Jalan Bareng (2)

988 65 7
                                    

Ferdo menganggukkan kepalanya berkali kali mendengar apa yang di ucapkan Aldrick bahwa itu adalah handphone Reya, tunggu! Reya?. "Lo jadian sama dia?" tanya Ferdo terkejut.

"Belum"

"Bel-, ko bisa ada di elo?"

"Ngrampas di aula" ujarnya santai.

Setelah itu tangan Aldrick kembali bergerak di atas layar handphone tersebut, cowok itu membuka salah satu media sosial milik Reya yaitu WhatsApp. Setelah masuk ke aplikasi yang tak bersandi tersebut, Aldrick memilih untuk scroll chat Reya, ada beberapa group disana tetapi yang membuat mood Aldrick menjadi jelek adalah obrolan pesan teratas adalah obrolan antara Reya dengan mantannya. Tanpa keluar dari room chat Aldrick langsung mematikan Handphone Reya dan mengembalikannya di saku seragam.

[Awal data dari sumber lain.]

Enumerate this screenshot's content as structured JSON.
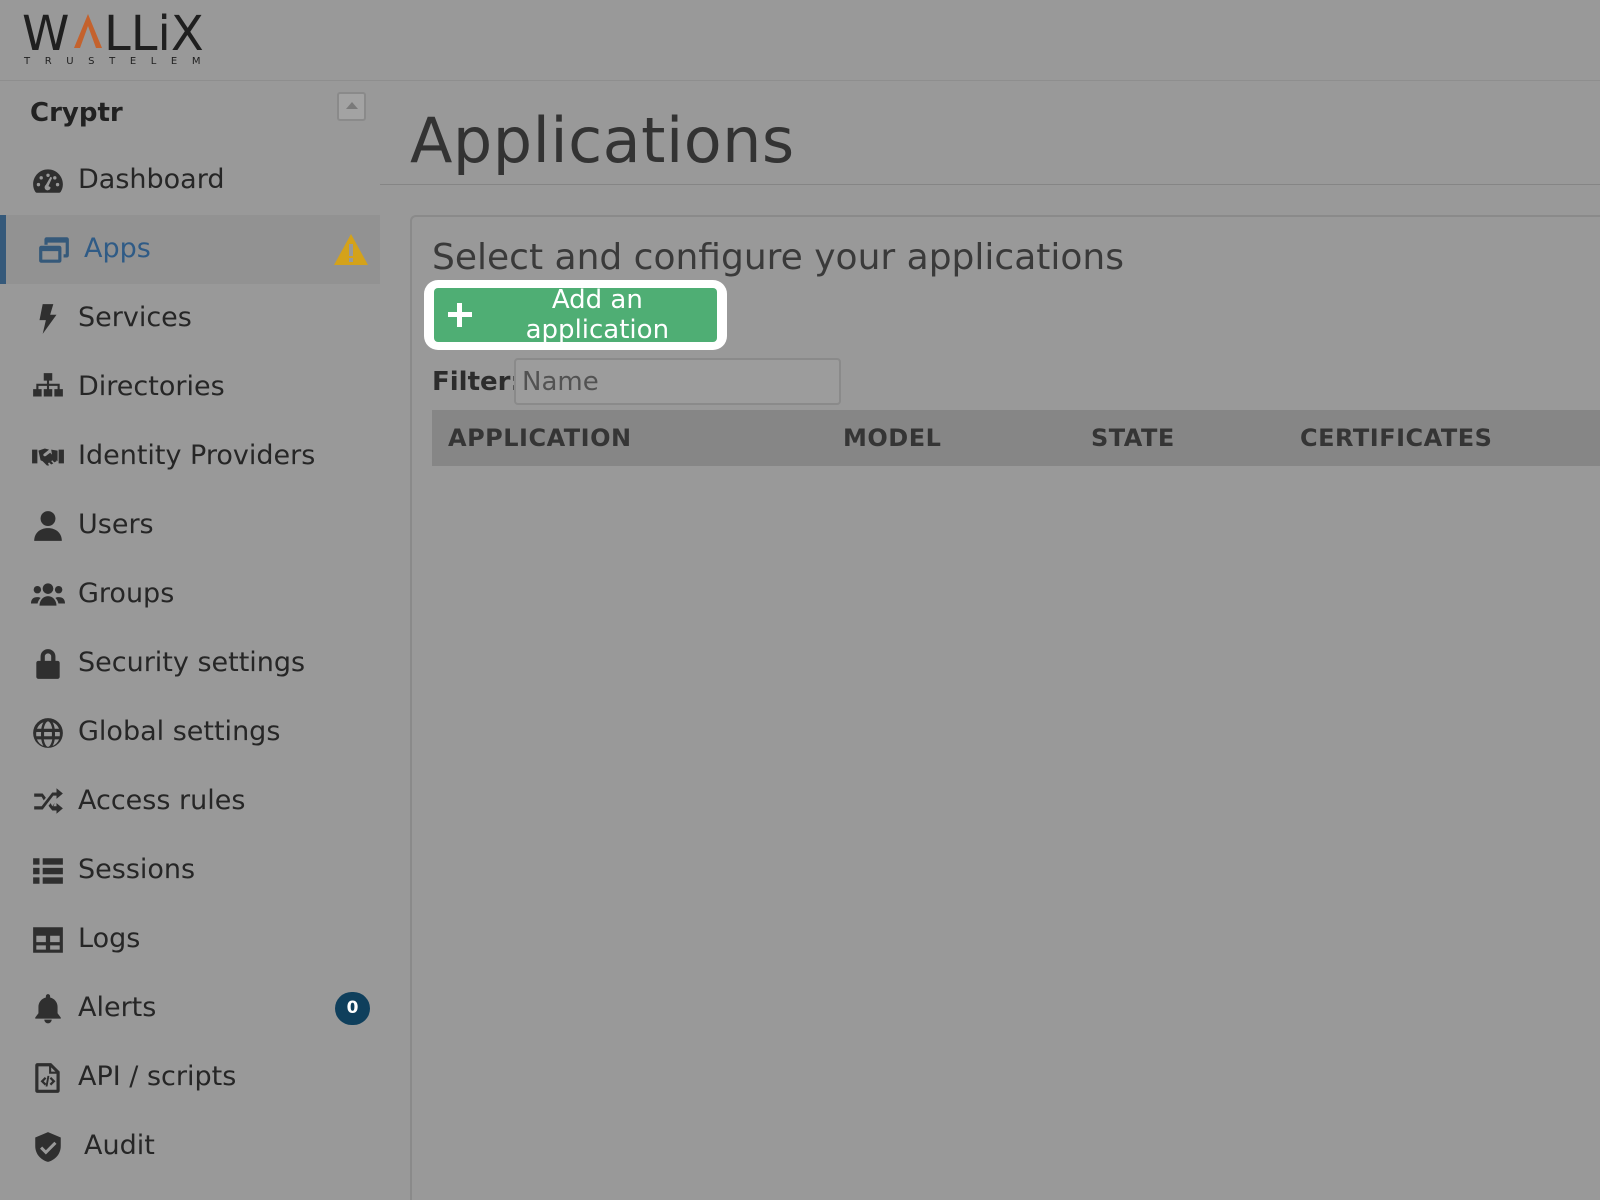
{
  "brand": {
    "logo_text": "WALLIX",
    "logo_sub": "TRUSTELEM",
    "accent": "#c4622d"
  },
  "sidebar": {
    "org_name": "Cryptr",
    "items": [
      {
        "label": "Dashboard",
        "icon": "dashboard-icon"
      },
      {
        "label": "Apps",
        "icon": "apps-icon",
        "active": true,
        "warning": true
      },
      {
        "label": "Services",
        "icon": "bolt-icon"
      },
      {
        "label": "Directories",
        "icon": "sitemap-icon"
      },
      {
        "label": "Identity Providers",
        "icon": "handshake-icon"
      },
      {
        "label": "Users",
        "icon": "user-icon"
      },
      {
        "label": "Groups",
        "icon": "users-icon"
      },
      {
        "label": "Security settings",
        "icon": "lock-icon"
      },
      {
        "label": "Global settings",
        "icon": "globe-icon"
      },
      {
        "label": "Access rules",
        "icon": "shuffle-icon"
      },
      {
        "label": "Sessions",
        "icon": "list-icon"
      },
      {
        "label": "Logs",
        "icon": "table-icon"
      },
      {
        "label": "Alerts",
        "icon": "bell-icon",
        "badge": "0"
      },
      {
        "label": "API / scripts",
        "icon": "file-code-icon"
      },
      {
        "label": "Audit",
        "icon": "shield-check-icon"
      }
    ]
  },
  "main": {
    "title": "Applications",
    "heading": "Select and configure your applications",
    "add_button": "Add an application",
    "filter_label": "Filter:",
    "filter_placeholder": "Name",
    "columns": [
      "APPLICATION",
      "MODEL",
      "STATE",
      "CERTIFICATES"
    ]
  },
  "colors": {
    "active_nav": "#2f5b86",
    "add_button_bg": "#4fae74",
    "warning": "#d4a21a",
    "badge_bg": "#0f3f5c"
  }
}
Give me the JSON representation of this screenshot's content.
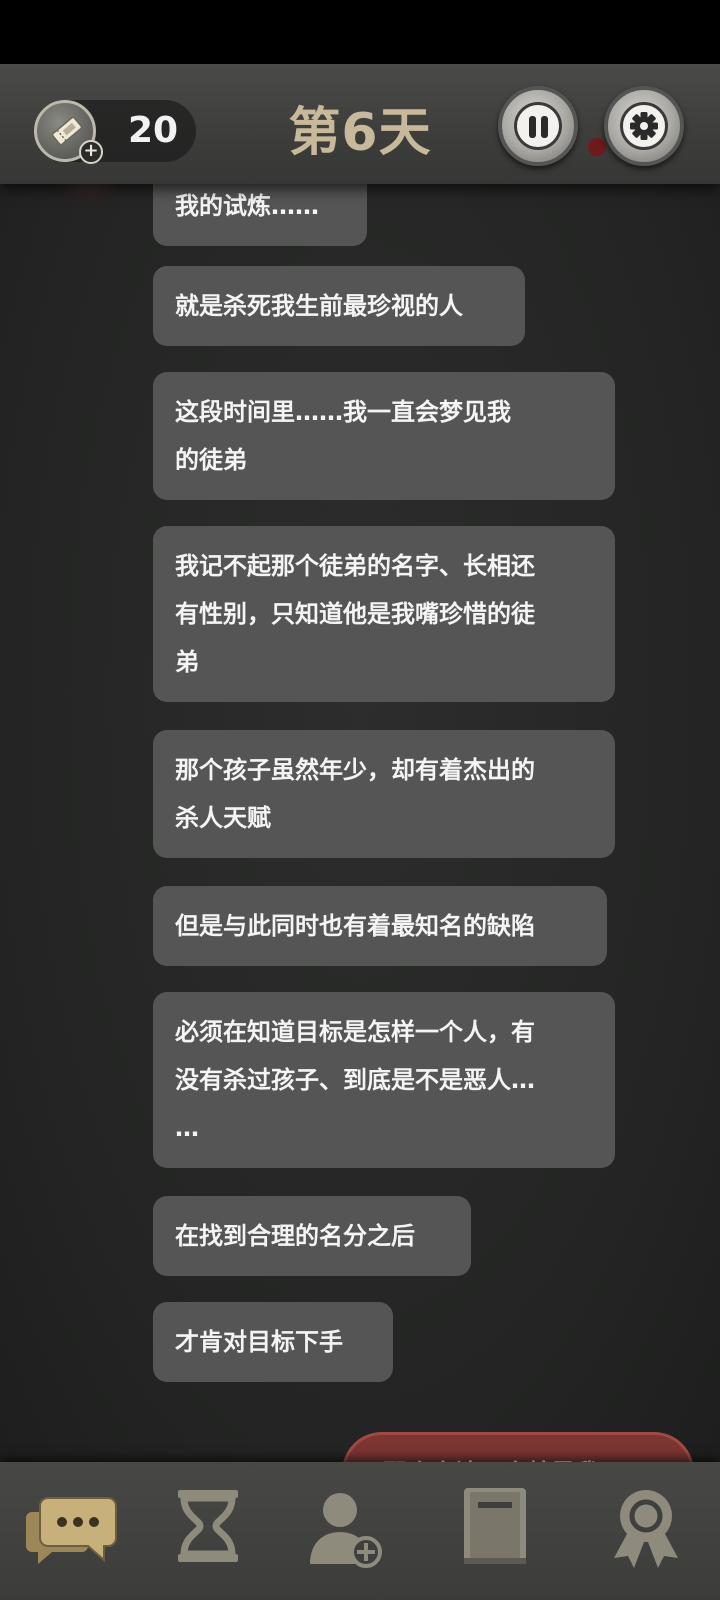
{
  "header": {
    "ticket_count": "20",
    "day_title": "第6天"
  },
  "messages": [
    "我的试炼……",
    "就是杀死我生前最珍视的人",
    "这段时间里……我一直会梦见我\n的徒弟",
    "我记不起那个徒弟的名字、长相还\n有性别，只知道他是我嘴珍惜的徒\n弟",
    "那个孩子虽然年少，却有着杰出的\n杀人天赋",
    "但是与此同时也有着最知名的缺陷",
    "必须在知道目标是怎样一个人，有\n没有杀过孩子、到底是不是恶人…\n…",
    "在找到合理的名分之后",
    "才肯对目标下手"
  ],
  "reply": {
    "text": "那个人该不会就是我？"
  },
  "nav": {
    "items": [
      "chat-icon",
      "hourglass-icon",
      "add-contact-icon",
      "book-icon",
      "badge-icon"
    ],
    "active_color": "#c7b07a",
    "inactive_color": "#8e8a7c"
  }
}
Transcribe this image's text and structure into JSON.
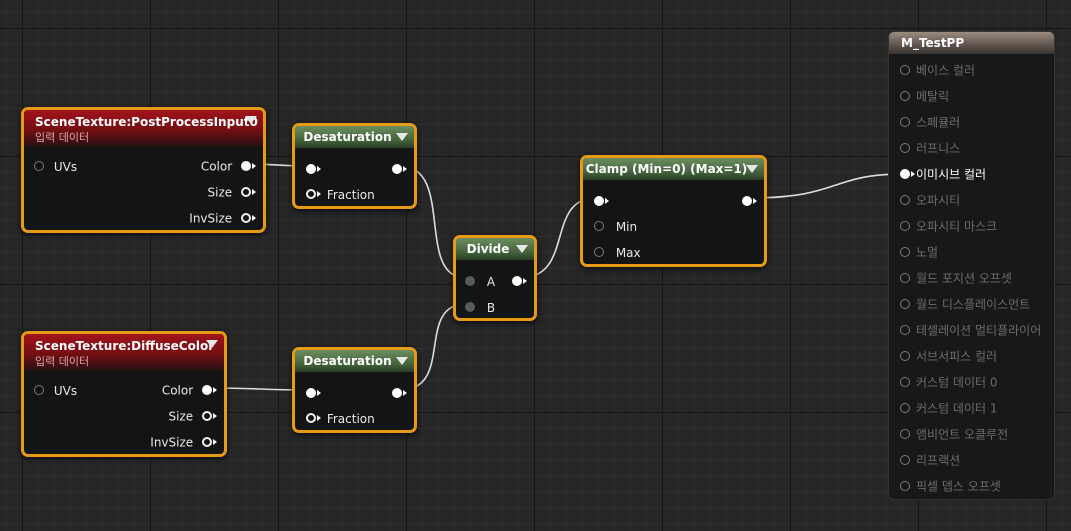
{
  "nodes": {
    "scene_tex_1": {
      "title": "SceneTexture:PostProcessInput0",
      "subtitle": "입력 데이터",
      "in_pin": "UVs",
      "out_pins": [
        "Color",
        "Size",
        "InvSize"
      ]
    },
    "scene_tex_2": {
      "title": "SceneTexture:DiffuseColor",
      "subtitle": "입력 데이터",
      "in_pin": "UVs",
      "out_pins": [
        "Color",
        "Size",
        "InvSize"
      ]
    },
    "desat_1": {
      "title": "Desaturation",
      "fraction_label": "Fraction"
    },
    "desat_2": {
      "title": "Desaturation",
      "fraction_label": "Fraction"
    },
    "divide": {
      "title": "Divide",
      "pin_a": "A",
      "pin_b": "B"
    },
    "clamp": {
      "title": "Clamp (Min=0) (Max=1)",
      "pin_min": "Min",
      "pin_max": "Max"
    }
  },
  "result_node": {
    "title": "M_TestPP",
    "inputs": [
      "베이스 컬러",
      "메탈릭",
      "스페큘러",
      "러프니스",
      "이미시브 컬러",
      "오파시티",
      "오파시티 마스크",
      "노멀",
      "월드 포지션 오프셋",
      "월드 디스플레이스먼트",
      "테셀레이션 멀티플라이어",
      "서브서피스 컬러",
      "커스텀 데이터 0",
      "커스텀 데이터 1",
      "앰비언트 오클루전",
      "리프랙션",
      "픽셀 뎁스 오프셋"
    ],
    "active_input": "이미시브 컬러"
  },
  "colors": {
    "background": "#262626",
    "node_border_selected": "#e69a16",
    "scene_texture_header": "#a3141b",
    "function_header": "#5a7a4e",
    "result_header": "#8a7d72",
    "wire": "#e0e0e0"
  },
  "icons": [
    "collapse-arrow-icon",
    "pin-filled-icon",
    "pin-hollow-icon"
  ]
}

Pelajaran terakhir begitu saja cepat berlalu, dengan gerakan yang gesit Reya memasukkan buku-buku nya secara acak ke dalam tas agar ia bisa menghindari Aldrick yang mengajaknya pergi.

"Ver, gue duluan" katanya dan pergi melangkah meninggalkan kelas.

Vera menoleh, menatap Reya yang sudah berjalan cepat meninggalkan kelas. Cewek PMR tersebut mengernyitkan dahi bingung, tidak biasanya Reya pulang dengan cepat seperti itu karena setiap hari Reya akan memilih untuk pulang saat sekolah sudah sepi.

"tumben tu anak cepet" ujar Elsa.

"gak tau" jawab Vera dan melanjutkan untuk membaca dunia orange di temani wifi kelas yang sangat ia dambakan.

Reya berjalan menuruni tangga dengan cepat, kesialan baginya karena kelasnya berada di lantai dua dan itu cukup menyusahkan dirinya jika ingin turun dengan cepat. Tiba di pertengahan tangga, kakinya mendadak langsung terhenti dan menatap ke depan dengan mata melotot. Seseorang yang berada di sana menoleh ke arahnya dan sedikit tersenyum, dia, Aldrick, cowok itu sudah berada di sana dengan satu kaki yang ia tempelkan pada dinding dan tangan bersedekap dada. Reya menggaruk tengkuknya sambil berjalan malas ke arah Aldrick.

"Mau kabur?"

"Sok tau," banget balas Reya dengan memutar bola matanya malas dan berjalan mendahului Aldrick.

Aldrick tersenyum simpul dan berjalan menyusul langkah reya yang sudah berada di depannya.

Aldrick melangkah cepat menyusul Reya, baru saja Dia tinggal untuk berbicara dengan Pak Handi cewek itu sudah hilang dari pandangannya. Sampai di parkiran siswa, Aldrick berhenti sejenak sambil melihat ke arah motor nya, disana sudah terdapat cewek dengan pandangan bosan menangkring di atas motor merahnya. Aldrick menghampiri cewek itu membuat cewek tersebut mendongak ke arahnya.

Tangan Reya terulur mengadah ke arah Aldrick dengan tatapan datar. Aldrick mengernyit bingung dengan maksud Reya, ia menaikkan satu alisnya lalu mengambil helm.

"Hp gue,"

"gak" kata Aldrick.

"Al, mana handpone gue, " ujar Reya kesal sambil menuruni motor yang super tinggi itu.

"kalo mau, ikut gue,"

"gue gak mau!"

"yaudah," balas Aldrick menaikki motornya. "Gak gue balikkin."

Reya menggeram kesal, "oke, gue ikut."

Mendengar jawaban Reya, Aldrick tersenyum simpul. Ia menyerahkan helm yang ia ambil di motor Angga untuk di pakai oleh Reya. Reya menerimanya.

"mau gue pakein?" tawar Aldrick.

"gausah!" bentaknya.

Aldrick kembali tersenyum simpul lagi, kepalanya menoleh menatap bagian motornya yang masih kosong, bermaksud untuk menyuruh cewek tersebut naik dan segeran pergi untuk membeli perlengkapan. Adegan tersebut layaknya drama yang sedang booming di kalangan remaja, banyak siswa ataupun siswi yang menonton adegan langka seperti itu. Banyak yang berkomentar, ada yang iri, bahkan sampai membandingkan dirinya dengan Reya, merasa jika dirinyalah yang paling sempurna.